Beingthe son of a multi-millionaire was cliché in Jamison’s book. He’d spent most of his adult life trying to break out of that box. He didn’t play the party boy role most of the other sons seemed comfortable playing. Even Garrick had taken his turn in that role for a summer, but Jamison had never bothered with it.

Yet, there he stood on the corner of Wells and Walton, looking at a small block of businesses his father would have to purchase in order to build his tower. Acting the dutiful son didn’t fit him well either, it made his stomach turn. A family-owned grocery store, a boutique, and an unmarked building—his father would be putting them out of business.

“Jamison.” Garrick stepped out of a cab and up onto the curb with him. “Is this the block?” he asked, looking at the same sight.

“This is it.” Jamison nodded. He pulled the collar of his coat up to fend off the chilly air whirling around them. He’d spent most of the day in his office finishing several projects he’d been ignoring while trying to make a foundation with Carissa. This was his last stop before heading over to pick her up for the evening.

“It’s not a bad location,” Garrick said, looking around and stepping out of the way of a small group of women walking past them. “I mean, it’s within walking distance of Michigan Avenue, the El, and all the museums are pretty easy to get to from here. He picked a great spot, actually.”

“Yeah. I’ll agree with you there.” Jamison stuffed his hands in his pockets and watched as a young woman, no older than eighteen, struggling with a large over-stuffed bag and a baby bundled in blankets walked up the steps to the unnamed building.

“Those could be apartments. They might not want to sell.” He nodded toward the young girl who was barely able to ring the bell located on the side of the glass door.

“I’m sure your father will figure out a way,” Garrick stated with less admiration and more sarcasm.

“He’s obsessed with this project. His way of leaving his stamp on the city.”

Garrick gave him an incredulous look. “Barron Croft will never see anything past the nose on his face. He’s an idiot, Jamison.”

“Yeah. It’s not like you haven’t told me that before. But I guess it just took seeing him as the man he is instead of the man I desperately wanted him to be.”

“You gave him the benefit of the doubt all these years. But it’s good to see you finally realize that you’re doing just fine without his stamp.” Garrick shook his head. “Stamp on the world. A hotel will accomplish that?”

“Who knows. But you know, Carissa said something the other day that made me start thinking. She asked me why I believed my father’s story about my mom just leaving us. What if she didn’t? What if he kept her away?” Jamison had been thinking about that scenario more often than made him comfortable. He’d gotten over his mother’s abandonment years ago, but the idea that maybe she hadn’t done that, that maybe she had wanted him, started to resurface.

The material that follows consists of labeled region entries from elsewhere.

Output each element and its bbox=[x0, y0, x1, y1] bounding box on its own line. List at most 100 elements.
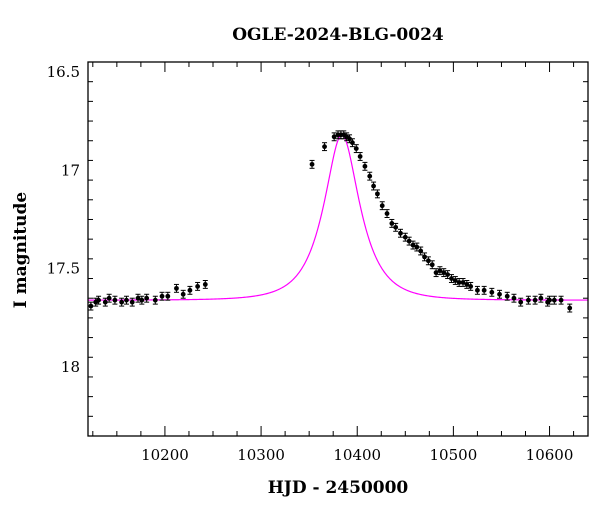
point-marker bbox=[425, 258, 431, 264]
y-tick-label: 16.5 bbox=[47, 63, 80, 81]
data-point bbox=[468, 281, 474, 291]
data-point bbox=[538, 293, 544, 303]
point-marker bbox=[102, 299, 108, 305]
point-marker bbox=[441, 270, 447, 276]
data-points bbox=[88, 130, 573, 313]
data-point bbox=[504, 291, 510, 301]
data-point bbox=[106, 293, 112, 303]
data-point bbox=[139, 295, 145, 305]
data-point bbox=[398, 228, 403, 238]
point-marker bbox=[119, 299, 125, 305]
y-tick-label: 17 bbox=[61, 161, 80, 179]
x-tick-label: 10400 bbox=[333, 446, 381, 464]
data-point bbox=[474, 285, 480, 295]
x-tick-labels: 10200 10300 10400 10500 10600 bbox=[141, 446, 573, 464]
point-marker bbox=[410, 242, 416, 248]
y-tick-label: 17.5 bbox=[47, 260, 80, 278]
point-marker bbox=[187, 287, 193, 293]
data-point bbox=[532, 295, 538, 305]
point-marker bbox=[547, 297, 552, 303]
data-point bbox=[180, 289, 186, 299]
data-point bbox=[102, 297, 108, 307]
point-marker bbox=[353, 146, 359, 152]
data-point bbox=[448, 274, 454, 283]
data-point bbox=[309, 159, 315, 169]
x-tick-label: 10300 bbox=[237, 446, 285, 464]
data-point bbox=[518, 297, 524, 307]
point-marker bbox=[371, 183, 376, 189]
point-marker bbox=[489, 289, 495, 295]
point-marker bbox=[418, 248, 424, 254]
x-tick-label: 10500 bbox=[430, 446, 478, 464]
data-point bbox=[389, 218, 395, 228]
data-point bbox=[489, 287, 495, 297]
point-marker bbox=[96, 297, 101, 303]
point-marker bbox=[445, 272, 451, 277]
data-point bbox=[119, 297, 125, 307]
point-marker bbox=[532, 297, 538, 303]
point-marker bbox=[511, 295, 517, 301]
point-marker bbox=[504, 293, 510, 299]
data-point bbox=[129, 297, 135, 307]
point-marker bbox=[433, 270, 439, 276]
data-point bbox=[187, 285, 193, 295]
axis-ticks bbox=[88, 61, 588, 436]
data-point bbox=[202, 279, 208, 289]
data-point bbox=[322, 142, 328, 152]
data-point bbox=[357, 152, 363, 161]
data-point bbox=[551, 295, 557, 305]
data-point bbox=[144, 293, 150, 303]
point-marker bbox=[464, 282, 470, 287]
data-point bbox=[452, 276, 458, 285]
point-marker bbox=[367, 173, 373, 179]
data-point bbox=[464, 279, 470, 289]
point-marker bbox=[538, 295, 544, 301]
point-marker bbox=[357, 154, 363, 159]
point-marker bbox=[88, 303, 94, 309]
point-marker bbox=[414, 244, 420, 250]
point-marker bbox=[174, 285, 179, 291]
data-point bbox=[374, 189, 380, 199]
y-tick-label: 18 bbox=[61, 358, 80, 376]
point-marker bbox=[202, 282, 208, 287]
point-marker bbox=[362, 163, 368, 169]
data-point bbox=[441, 268, 447, 278]
point-marker bbox=[129, 299, 135, 305]
point-marker bbox=[475, 287, 480, 293]
data-point bbox=[481, 285, 487, 295]
point-marker bbox=[195, 284, 201, 289]
data-point bbox=[558, 295, 564, 305]
data-point bbox=[497, 289, 503, 299]
data-point bbox=[159, 291, 165, 301]
point-marker bbox=[551, 297, 557, 303]
data-point bbox=[96, 295, 102, 305]
point-marker bbox=[429, 262, 435, 268]
point-marker bbox=[165, 293, 171, 299]
data-point bbox=[410, 240, 416, 250]
data-point bbox=[152, 295, 158, 305]
data-point bbox=[123, 295, 129, 305]
data-point bbox=[433, 268, 439, 278]
model-curve bbox=[88, 134, 588, 301]
data-point bbox=[393, 222, 399, 232]
data-point bbox=[445, 270, 451, 280]
point-marker bbox=[525, 297, 531, 303]
point-marker bbox=[379, 203, 385, 209]
point-marker bbox=[481, 287, 487, 293]
plot-frame bbox=[87, 61, 589, 437]
y-tick-labels: 16.5 17 17.5 18 bbox=[47, 63, 80, 376]
point-marker bbox=[144, 295, 150, 301]
point-marker bbox=[460, 280, 466, 285]
point-marker bbox=[389, 221, 395, 226]
data-point bbox=[165, 291, 171, 301]
point-marker bbox=[452, 278, 458, 283]
point-marker bbox=[449, 276, 454, 281]
data-point bbox=[437, 266, 443, 276]
data-point bbox=[384, 209, 390, 219]
point-marker bbox=[558, 297, 564, 303]
point-marker bbox=[152, 297, 158, 303]
point-marker bbox=[402, 234, 408, 240]
point-marker bbox=[567, 305, 573, 311]
point-marker bbox=[406, 238, 412, 244]
data-point bbox=[567, 303, 573, 313]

“Carissa was probably deflecting something you asked her about, right?”

They’d been talking about her family, and she had changed the topic a few times. “We were talking about our parents.”

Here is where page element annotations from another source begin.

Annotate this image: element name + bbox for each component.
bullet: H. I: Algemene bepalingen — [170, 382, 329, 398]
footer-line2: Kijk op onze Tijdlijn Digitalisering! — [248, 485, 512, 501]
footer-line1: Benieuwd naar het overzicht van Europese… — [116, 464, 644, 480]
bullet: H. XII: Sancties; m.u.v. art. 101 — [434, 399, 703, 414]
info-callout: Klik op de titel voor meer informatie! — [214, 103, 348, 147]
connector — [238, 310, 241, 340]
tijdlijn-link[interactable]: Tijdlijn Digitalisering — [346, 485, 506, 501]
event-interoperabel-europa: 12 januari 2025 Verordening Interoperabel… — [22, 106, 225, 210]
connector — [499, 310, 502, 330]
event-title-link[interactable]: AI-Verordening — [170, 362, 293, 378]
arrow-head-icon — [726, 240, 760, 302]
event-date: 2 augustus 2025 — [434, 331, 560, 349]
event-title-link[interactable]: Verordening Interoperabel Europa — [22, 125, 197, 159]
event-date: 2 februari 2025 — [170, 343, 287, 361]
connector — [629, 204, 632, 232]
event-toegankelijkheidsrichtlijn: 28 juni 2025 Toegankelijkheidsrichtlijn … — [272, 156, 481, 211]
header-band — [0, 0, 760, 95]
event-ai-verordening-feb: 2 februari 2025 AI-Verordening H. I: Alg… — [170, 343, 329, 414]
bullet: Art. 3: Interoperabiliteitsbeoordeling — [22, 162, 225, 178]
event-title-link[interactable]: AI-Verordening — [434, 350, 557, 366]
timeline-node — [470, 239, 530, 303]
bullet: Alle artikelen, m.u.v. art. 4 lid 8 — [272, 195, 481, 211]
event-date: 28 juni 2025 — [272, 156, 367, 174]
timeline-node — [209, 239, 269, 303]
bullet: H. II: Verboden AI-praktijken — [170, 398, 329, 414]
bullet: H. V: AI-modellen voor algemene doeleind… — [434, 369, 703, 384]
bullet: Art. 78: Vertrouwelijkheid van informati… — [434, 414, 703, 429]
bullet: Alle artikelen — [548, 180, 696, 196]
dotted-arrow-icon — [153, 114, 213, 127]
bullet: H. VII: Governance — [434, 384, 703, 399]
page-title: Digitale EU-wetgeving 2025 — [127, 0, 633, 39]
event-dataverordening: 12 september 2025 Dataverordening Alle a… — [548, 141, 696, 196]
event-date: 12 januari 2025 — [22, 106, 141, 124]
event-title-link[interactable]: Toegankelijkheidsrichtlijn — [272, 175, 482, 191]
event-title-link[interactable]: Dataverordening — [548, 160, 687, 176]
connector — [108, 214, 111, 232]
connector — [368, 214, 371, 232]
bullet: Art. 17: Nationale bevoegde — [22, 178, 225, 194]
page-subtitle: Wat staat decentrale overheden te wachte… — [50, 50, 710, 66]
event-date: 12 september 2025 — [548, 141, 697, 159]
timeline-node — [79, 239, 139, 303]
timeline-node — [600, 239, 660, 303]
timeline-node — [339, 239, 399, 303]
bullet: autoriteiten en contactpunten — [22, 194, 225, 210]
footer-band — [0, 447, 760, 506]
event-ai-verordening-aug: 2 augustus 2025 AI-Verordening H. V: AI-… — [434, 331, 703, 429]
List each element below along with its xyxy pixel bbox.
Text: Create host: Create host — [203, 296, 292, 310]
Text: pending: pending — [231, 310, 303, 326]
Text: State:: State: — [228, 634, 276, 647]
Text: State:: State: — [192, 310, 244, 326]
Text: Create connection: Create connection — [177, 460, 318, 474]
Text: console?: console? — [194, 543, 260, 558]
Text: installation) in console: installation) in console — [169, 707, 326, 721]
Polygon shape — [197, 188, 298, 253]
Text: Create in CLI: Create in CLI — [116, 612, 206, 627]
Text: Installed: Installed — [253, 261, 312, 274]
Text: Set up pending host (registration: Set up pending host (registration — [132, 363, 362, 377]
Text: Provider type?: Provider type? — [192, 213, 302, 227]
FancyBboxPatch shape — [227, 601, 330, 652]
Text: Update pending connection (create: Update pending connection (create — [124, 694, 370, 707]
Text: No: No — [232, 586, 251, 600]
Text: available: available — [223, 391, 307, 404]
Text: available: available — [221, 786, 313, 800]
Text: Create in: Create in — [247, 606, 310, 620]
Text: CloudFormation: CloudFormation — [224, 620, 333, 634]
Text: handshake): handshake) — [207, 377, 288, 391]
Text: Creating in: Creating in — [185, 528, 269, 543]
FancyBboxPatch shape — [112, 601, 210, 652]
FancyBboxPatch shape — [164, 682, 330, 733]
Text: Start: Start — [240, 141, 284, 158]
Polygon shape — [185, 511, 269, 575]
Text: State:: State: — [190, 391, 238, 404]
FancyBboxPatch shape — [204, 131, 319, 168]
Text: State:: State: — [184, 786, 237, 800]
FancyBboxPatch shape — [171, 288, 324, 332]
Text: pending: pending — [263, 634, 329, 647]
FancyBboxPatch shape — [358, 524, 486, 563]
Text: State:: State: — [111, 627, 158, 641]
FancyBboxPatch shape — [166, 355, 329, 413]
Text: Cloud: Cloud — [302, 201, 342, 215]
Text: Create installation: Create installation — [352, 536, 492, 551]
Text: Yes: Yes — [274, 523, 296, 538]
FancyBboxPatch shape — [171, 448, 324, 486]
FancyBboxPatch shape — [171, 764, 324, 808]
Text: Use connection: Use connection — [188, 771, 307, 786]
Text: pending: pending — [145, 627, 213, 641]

“Her parents aren’t worthy of conversation.” Garrick’s tone hardened.

“You knew them?”

“No. I met Carissa through Jade, and not until they were in college. But I saw the mess her mother made of her, the mess her father had put her in.”

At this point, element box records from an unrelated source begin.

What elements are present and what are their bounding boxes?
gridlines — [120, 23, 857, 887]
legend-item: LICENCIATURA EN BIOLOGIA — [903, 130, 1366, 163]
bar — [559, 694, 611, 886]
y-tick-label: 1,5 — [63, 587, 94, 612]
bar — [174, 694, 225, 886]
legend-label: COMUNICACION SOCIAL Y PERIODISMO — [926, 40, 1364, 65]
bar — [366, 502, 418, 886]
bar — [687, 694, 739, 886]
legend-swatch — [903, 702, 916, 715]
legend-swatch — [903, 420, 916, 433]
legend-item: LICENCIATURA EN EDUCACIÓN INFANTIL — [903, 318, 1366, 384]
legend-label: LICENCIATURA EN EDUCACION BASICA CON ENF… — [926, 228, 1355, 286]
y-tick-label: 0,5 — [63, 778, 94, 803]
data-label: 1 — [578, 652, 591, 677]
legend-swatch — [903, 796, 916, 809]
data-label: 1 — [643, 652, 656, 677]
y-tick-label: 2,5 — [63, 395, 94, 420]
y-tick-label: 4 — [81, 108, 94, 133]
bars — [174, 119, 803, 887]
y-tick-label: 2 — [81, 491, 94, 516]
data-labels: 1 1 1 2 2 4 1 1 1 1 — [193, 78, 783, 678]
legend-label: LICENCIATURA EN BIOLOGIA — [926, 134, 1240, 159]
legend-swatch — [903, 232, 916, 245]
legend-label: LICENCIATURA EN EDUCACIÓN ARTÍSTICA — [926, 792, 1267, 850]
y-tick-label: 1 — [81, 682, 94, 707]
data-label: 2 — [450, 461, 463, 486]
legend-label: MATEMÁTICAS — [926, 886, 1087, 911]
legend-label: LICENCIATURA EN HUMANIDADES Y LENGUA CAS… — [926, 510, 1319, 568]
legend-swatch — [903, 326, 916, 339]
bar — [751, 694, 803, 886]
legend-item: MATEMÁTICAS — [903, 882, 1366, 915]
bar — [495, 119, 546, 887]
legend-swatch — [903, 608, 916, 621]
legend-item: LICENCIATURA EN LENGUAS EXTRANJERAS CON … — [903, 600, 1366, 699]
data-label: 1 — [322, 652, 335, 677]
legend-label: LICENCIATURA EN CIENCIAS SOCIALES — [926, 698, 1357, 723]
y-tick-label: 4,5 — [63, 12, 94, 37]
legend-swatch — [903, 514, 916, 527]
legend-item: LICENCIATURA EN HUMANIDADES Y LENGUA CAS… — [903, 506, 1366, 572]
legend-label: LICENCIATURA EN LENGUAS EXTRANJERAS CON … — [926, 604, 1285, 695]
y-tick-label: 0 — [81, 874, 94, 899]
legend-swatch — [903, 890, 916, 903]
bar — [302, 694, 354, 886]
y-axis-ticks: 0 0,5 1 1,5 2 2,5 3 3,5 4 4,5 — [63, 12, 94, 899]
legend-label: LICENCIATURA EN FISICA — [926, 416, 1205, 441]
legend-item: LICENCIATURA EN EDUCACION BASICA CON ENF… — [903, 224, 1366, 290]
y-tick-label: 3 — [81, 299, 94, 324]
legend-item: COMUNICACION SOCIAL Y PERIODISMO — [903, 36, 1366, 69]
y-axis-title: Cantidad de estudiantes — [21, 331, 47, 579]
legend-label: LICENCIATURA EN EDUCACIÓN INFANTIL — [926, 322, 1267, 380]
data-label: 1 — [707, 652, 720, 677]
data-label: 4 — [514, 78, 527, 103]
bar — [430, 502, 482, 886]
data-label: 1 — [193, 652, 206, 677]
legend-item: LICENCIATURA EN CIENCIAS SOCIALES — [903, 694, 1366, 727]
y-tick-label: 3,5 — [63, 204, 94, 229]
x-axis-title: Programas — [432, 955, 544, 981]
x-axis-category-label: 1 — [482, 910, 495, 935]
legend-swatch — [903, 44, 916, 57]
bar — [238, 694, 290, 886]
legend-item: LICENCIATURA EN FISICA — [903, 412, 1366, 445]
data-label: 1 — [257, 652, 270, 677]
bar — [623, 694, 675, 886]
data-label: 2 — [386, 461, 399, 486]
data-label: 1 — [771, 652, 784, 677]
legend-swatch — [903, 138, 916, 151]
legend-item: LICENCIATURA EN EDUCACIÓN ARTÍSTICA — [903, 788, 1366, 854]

“She said her father was somewhere in Texas.” Had she been lying to him, hiding things from him?

“He probably was or is. That asshole caused all sorts of trouble for her when he lived here. Always trying to use her to get some sort of government aid. Tried to claim he was a single dad. Once, he snatched her from her mom and kept her for a month, trying to get housing or some shit like that. When it didn’t work, because Carissa let it slip that she lived with her mom, he dropped her off on the corner of her street and drove off. From what I could tell, that was the last time she saw him. He called a lot, looking for money, though.”